Machine Learning and Natural Language Processing Lab

PreviousNext

Student's Project

KDD Cup 2002 - Experiments in Yeast Gene Regulation Prediction

Stefan Mutter, 2002


The task of the KDD Cup 2002 is a classical classification problem: Does a specific gene influence a hidden system in Saccharomyces Cerevisiae, or doesn't it? The hidden system turned out to be the AHR (Aryl Hydrocarbon Response) Signaling Pathway.
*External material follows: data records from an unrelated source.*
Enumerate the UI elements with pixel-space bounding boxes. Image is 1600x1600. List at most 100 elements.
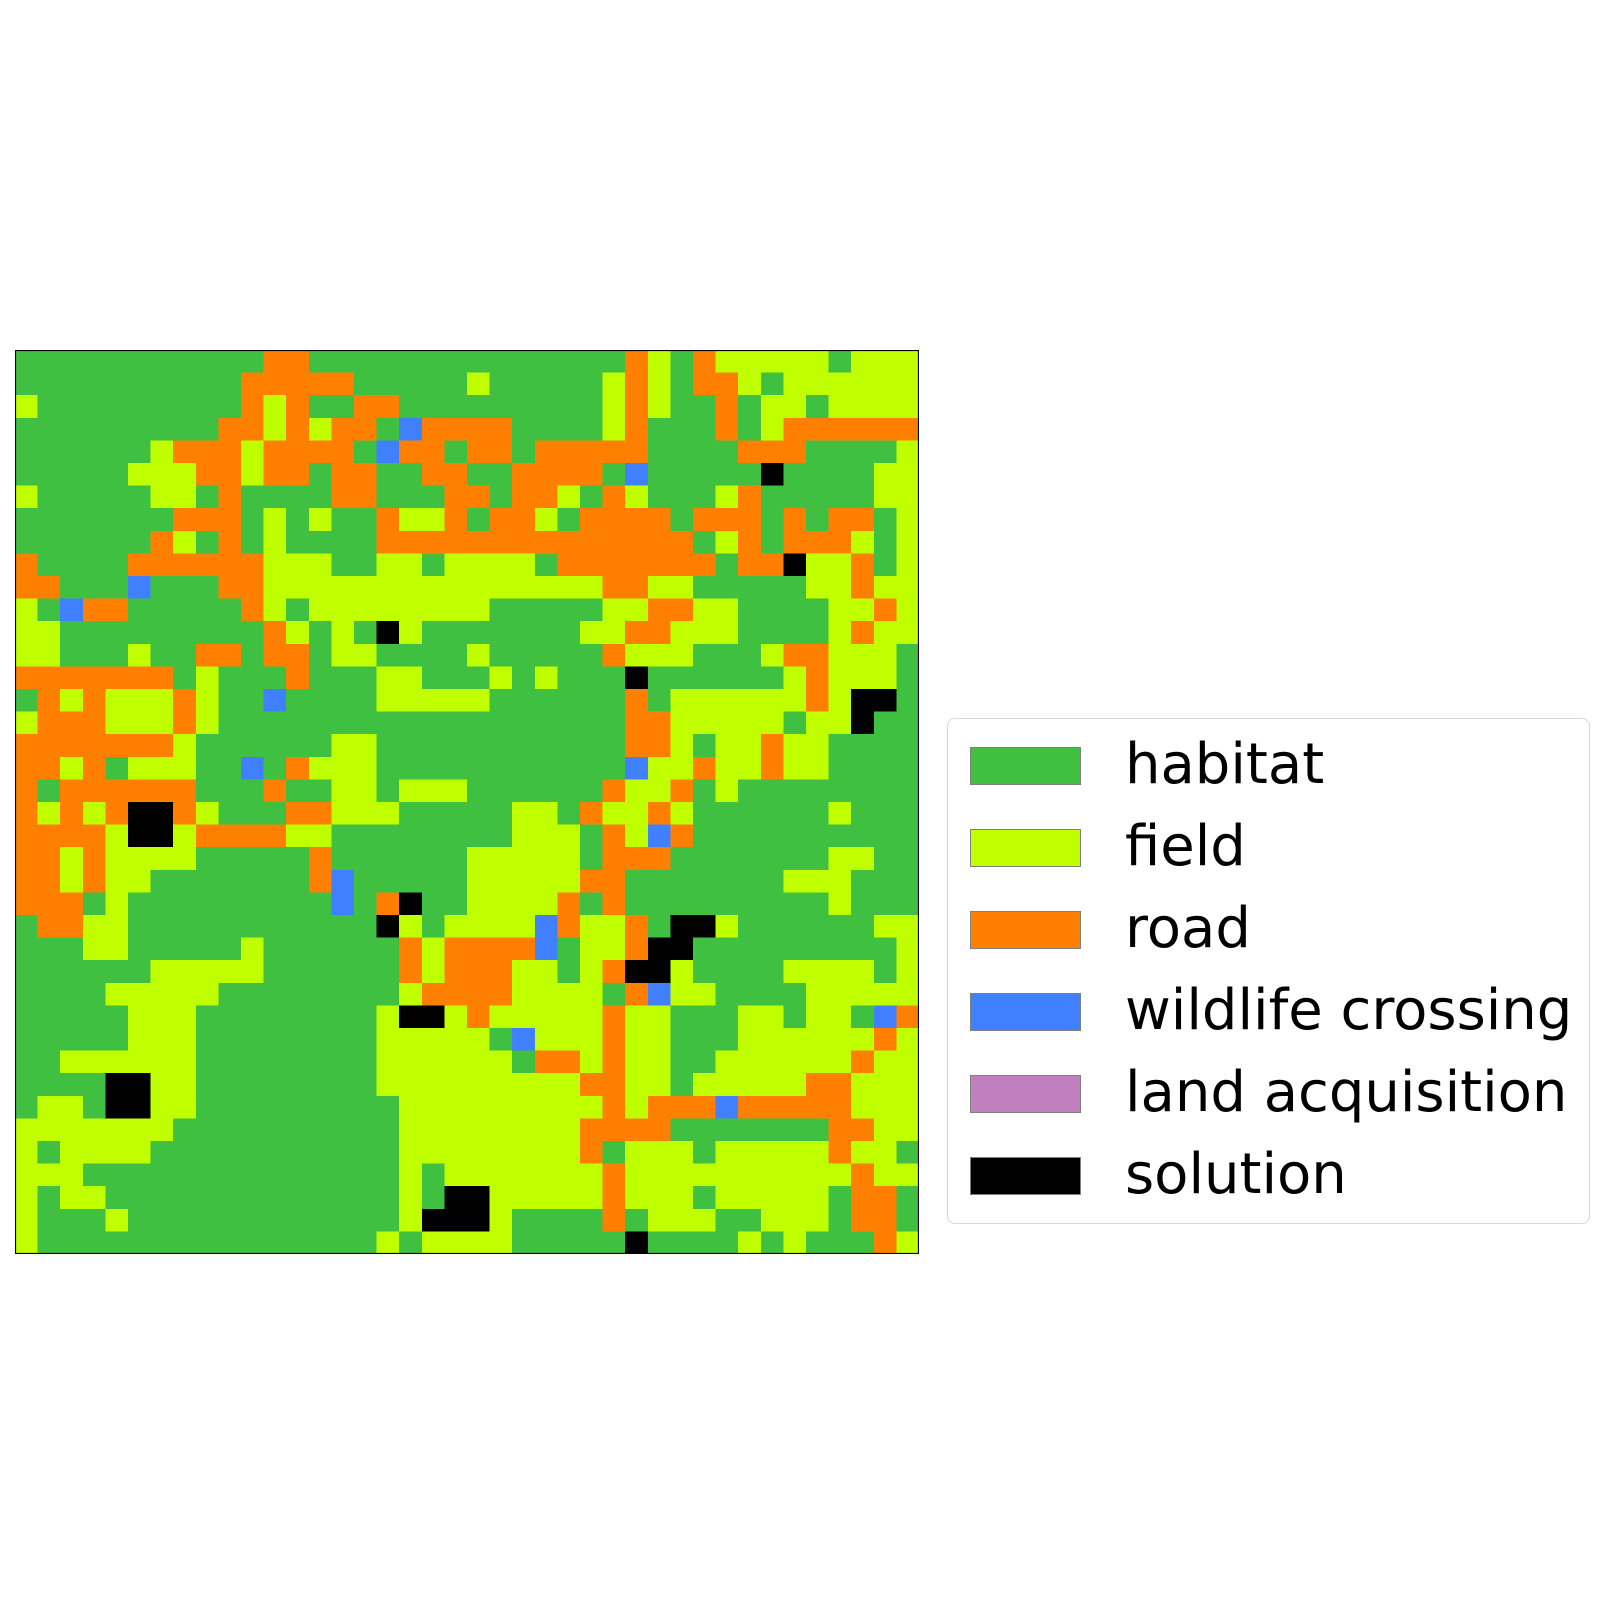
cell-habitat — [421, 553, 445, 577]
cell-road — [241, 395, 265, 419]
cell-habitat — [693, 779, 717, 803]
cell-habitat — [534, 417, 558, 441]
cell-habitat — [128, 1163, 152, 1187]
cell-habitat — [399, 643, 423, 667]
cell-field — [82, 915, 106, 939]
cell-habitat — [105, 485, 129, 509]
cell-habitat — [37, 395, 61, 419]
cell-habitat — [467, 621, 491, 645]
cell-habitat — [331, 1095, 355, 1119]
cell-habitat — [218, 621, 242, 645]
cell-habitat — [715, 1028, 739, 1052]
cell-road — [82, 869, 106, 893]
cell-habitat — [195, 1028, 219, 1052]
cell-habitat — [828, 1231, 852, 1254]
cell-habitat — [760, 508, 784, 532]
cell-habitat — [60, 1231, 84, 1254]
cell-field — [557, 1028, 581, 1052]
cell-field — [625, 1073, 649, 1097]
cell-field — [376, 1231, 400, 1254]
cell-field — [173, 982, 197, 1006]
cell-field — [467, 598, 491, 622]
cell-field — [738, 372, 762, 396]
cell-field — [715, 350, 739, 374]
cell-field — [715, 915, 739, 939]
cell-habitat — [896, 711, 919, 735]
cell-road — [602, 485, 626, 509]
cell-road — [828, 417, 852, 441]
cell-habitat — [376, 1186, 400, 1210]
cell-habitat — [241, 915, 265, 939]
cell-habitat — [851, 485, 875, 509]
cell-habitat — [873, 824, 897, 848]
cell-habitat — [376, 1141, 400, 1165]
cell-habitat — [286, 1073, 310, 1097]
cell-habitat — [128, 915, 152, 939]
cell-road — [15, 847, 39, 871]
cell-field — [715, 779, 739, 803]
cell-road — [851, 1163, 875, 1187]
cell-field — [60, 1118, 84, 1142]
cell-habitat — [421, 711, 445, 735]
cell-field — [896, 960, 919, 984]
cell-field — [783, 666, 807, 690]
cell-habitat — [580, 711, 604, 735]
cell-habitat — [421, 802, 445, 826]
cell-field — [128, 756, 152, 780]
cell-habitat — [195, 1231, 219, 1254]
cell-road — [580, 1141, 604, 1165]
cell-field — [15, 621, 39, 645]
cell-habitat — [851, 915, 875, 939]
cell-habitat — [195, 779, 219, 803]
cell-habitat — [693, 463, 717, 487]
cell-habitat — [263, 734, 287, 758]
cell-field — [534, 1073, 558, 1097]
cell-habitat — [399, 734, 423, 758]
cell-habitat — [896, 779, 919, 803]
cell-road — [647, 711, 671, 735]
cell-habitat — [806, 1118, 830, 1142]
legend-swatch-field — [970, 829, 1081, 867]
cell-field — [738, 1050, 762, 1074]
cell-habitat — [828, 1186, 852, 1210]
cell-habitat — [331, 1050, 355, 1074]
land-use-grid — [15, 350, 919, 1254]
cell-field — [557, 982, 581, 1006]
cell-habitat — [218, 779, 242, 803]
cell-field — [376, 689, 400, 713]
cell-road — [376, 530, 400, 554]
cell-field — [534, 869, 558, 893]
cell-habitat — [421, 1186, 445, 1210]
cell-habitat — [647, 915, 671, 939]
cell-habitat — [263, 666, 287, 690]
cell-field — [286, 553, 310, 577]
cell-habitat — [105, 530, 129, 554]
cell-road — [715, 395, 739, 419]
cell-road — [715, 417, 739, 441]
cell-habitat — [308, 621, 332, 645]
cell-field — [399, 689, 423, 713]
cell-habitat — [331, 824, 355, 848]
cell-habitat — [580, 598, 604, 622]
cell-habitat — [128, 937, 152, 961]
cell-habitat — [851, 892, 875, 916]
cell-field — [806, 982, 830, 1006]
cell-road — [806, 417, 830, 441]
cell-habitat — [218, 869, 242, 893]
cell-habitat — [534, 711, 558, 735]
cell-road — [557, 1050, 581, 1074]
cell-habitat — [82, 1095, 106, 1119]
cell-field — [263, 508, 287, 532]
cell-field — [534, 1005, 558, 1029]
cell-field — [399, 1118, 423, 1142]
cell-road — [195, 463, 219, 487]
cell-field — [331, 779, 355, 803]
cell-field — [15, 485, 39, 509]
cell-field — [647, 350, 671, 374]
cell-field — [647, 1050, 671, 1074]
cell-habitat — [602, 350, 626, 374]
cell-habitat — [331, 915, 355, 939]
cell-field — [489, 1186, 513, 1210]
cell-habitat — [693, 440, 717, 464]
cell-field — [467, 1163, 491, 1187]
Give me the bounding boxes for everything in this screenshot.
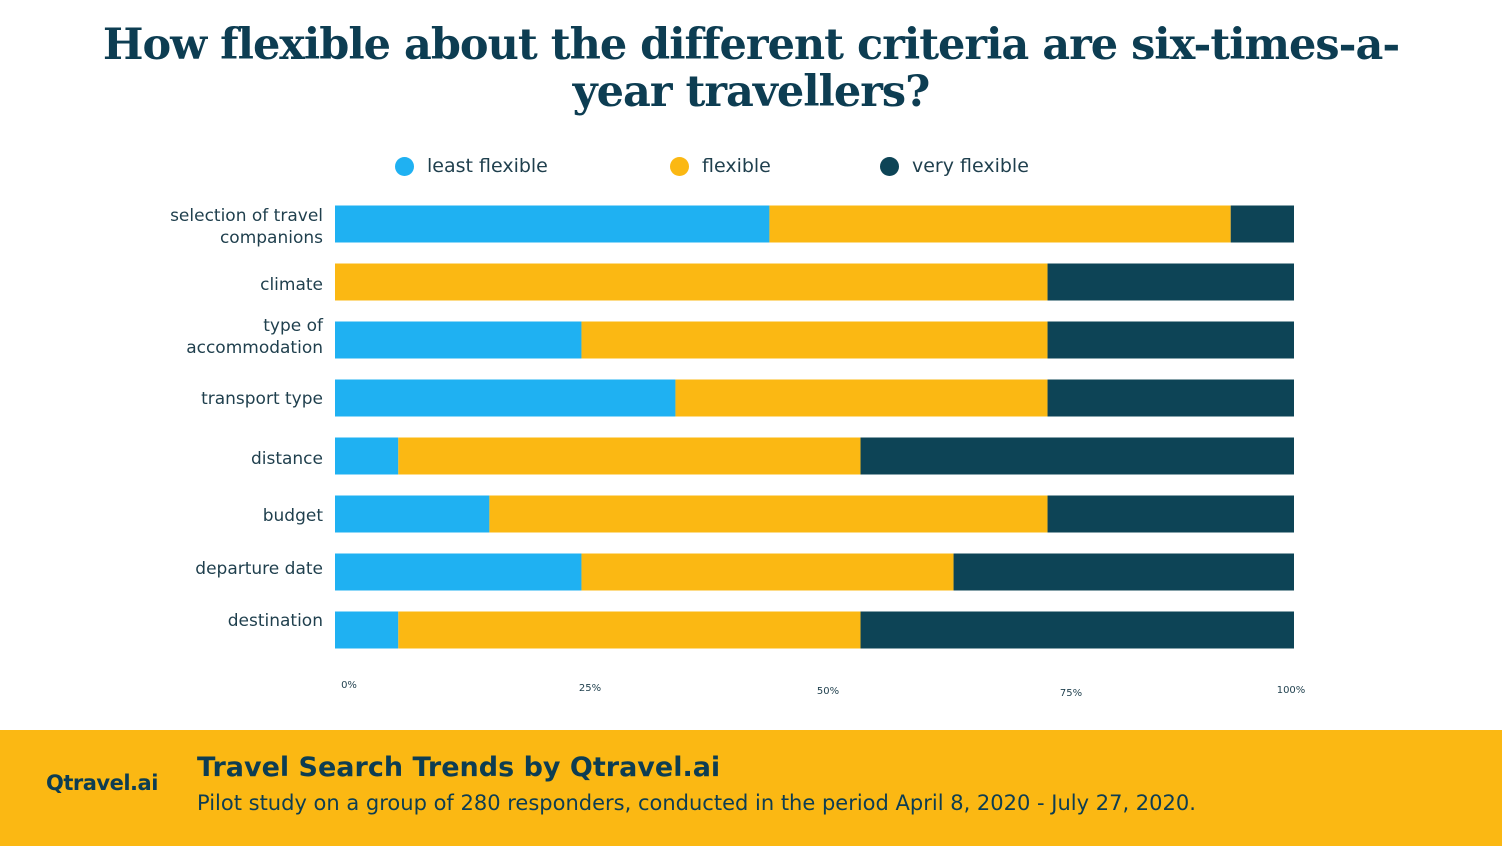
tick-label: 0% xyxy=(341,680,357,691)
chart-title: How flexible about the different criteri… xyxy=(102,20,1400,117)
legend-label: flexible xyxy=(702,155,771,177)
bar-segment xyxy=(1230,205,1294,243)
tick-label: 50% xyxy=(816,686,840,697)
tick-label: 25% xyxy=(578,683,602,694)
legend-item-flexible: flexible xyxy=(670,154,771,178)
bar-segment xyxy=(335,495,490,533)
bar-segment xyxy=(335,437,399,475)
bar-segment xyxy=(581,321,1048,359)
footer-heading: Travel Search Trends by Qtravel.ai xyxy=(197,752,721,783)
bar-segment xyxy=(335,321,582,359)
category-label: type of accommodation xyxy=(186,316,323,358)
brand-logo: Qtravel.ai xyxy=(46,771,158,795)
bar-segment xyxy=(489,495,1048,533)
category-label: distance xyxy=(250,449,323,469)
bar-segment xyxy=(1047,379,1294,417)
category-label: climate xyxy=(260,275,323,295)
bar-segment xyxy=(335,205,770,243)
bar-segment xyxy=(769,205,1231,243)
footer-banner: Qtravel.ai Travel Search Trends by Qtrav… xyxy=(0,730,1502,846)
tick-label: 75% xyxy=(1059,688,1083,699)
bar-segment xyxy=(953,553,1294,591)
legend-label: least flexible xyxy=(427,155,548,177)
bar-segment xyxy=(398,437,861,475)
bar-segment xyxy=(398,611,861,649)
category-label: destination xyxy=(227,611,323,631)
bar-segment xyxy=(860,611,1294,649)
bar-segment xyxy=(1047,263,1294,301)
category-label: budget xyxy=(262,506,323,526)
legend-swatch-flexible xyxy=(670,156,689,176)
bar-segment xyxy=(335,263,1048,301)
category-label: departure date xyxy=(195,559,323,579)
bar-segment xyxy=(335,553,582,591)
legend-item-very-flexible: very flexible xyxy=(880,154,1029,178)
tick-label: 100% xyxy=(1276,685,1306,696)
footer-subtitle: Pilot study on a group of 280 responders… xyxy=(197,791,1196,815)
legend-item-least-flexible: least flexible xyxy=(395,154,548,178)
bar-segment xyxy=(335,611,399,649)
bar-segment xyxy=(860,437,1294,475)
legend-label: very flexible xyxy=(912,155,1029,177)
stacked-bar-chart xyxy=(335,205,1294,649)
legend-swatch-very-flexible xyxy=(880,156,899,176)
category-label: transport type xyxy=(201,389,323,409)
category-label: selection of travel companions xyxy=(170,206,323,248)
bar-segment xyxy=(1047,495,1294,533)
bar-segment xyxy=(581,553,954,591)
bar-segment xyxy=(335,379,676,417)
bar-segment xyxy=(675,379,1048,417)
legend-swatch-least-flexible xyxy=(395,156,414,176)
bar-segment xyxy=(1047,321,1294,359)
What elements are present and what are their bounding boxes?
The data set is typically biological: There are only few positive training instances (l.t. 3%) and the data has much missing information.If existent, there are nominal, hierarchically ordered features for a gene. The hierarchy tree was represented using a strict inheritance network. Attributes were created as paths in the network from the root to the respective property of the gene under consideration. In addition, textual features in the form of MEDLINE abstracts are provided by the challenge organizers. To extract the information out of the abstracts a bag of words representation was used. A rearrangement of the training instances turned out to be fruitful. New training sets were built by deleting information. Therefore, a well-defined part of the negative training instances were removed from the training set. The results were validated using the entire set of instances. Deleting information resulted in obtaining better ROC Curves. Using Support Vector Machines represents a promising approach to this task, because Support Vector Machines can handle large data sets, have the ability to handle outliners and can handle correlations between attribute values.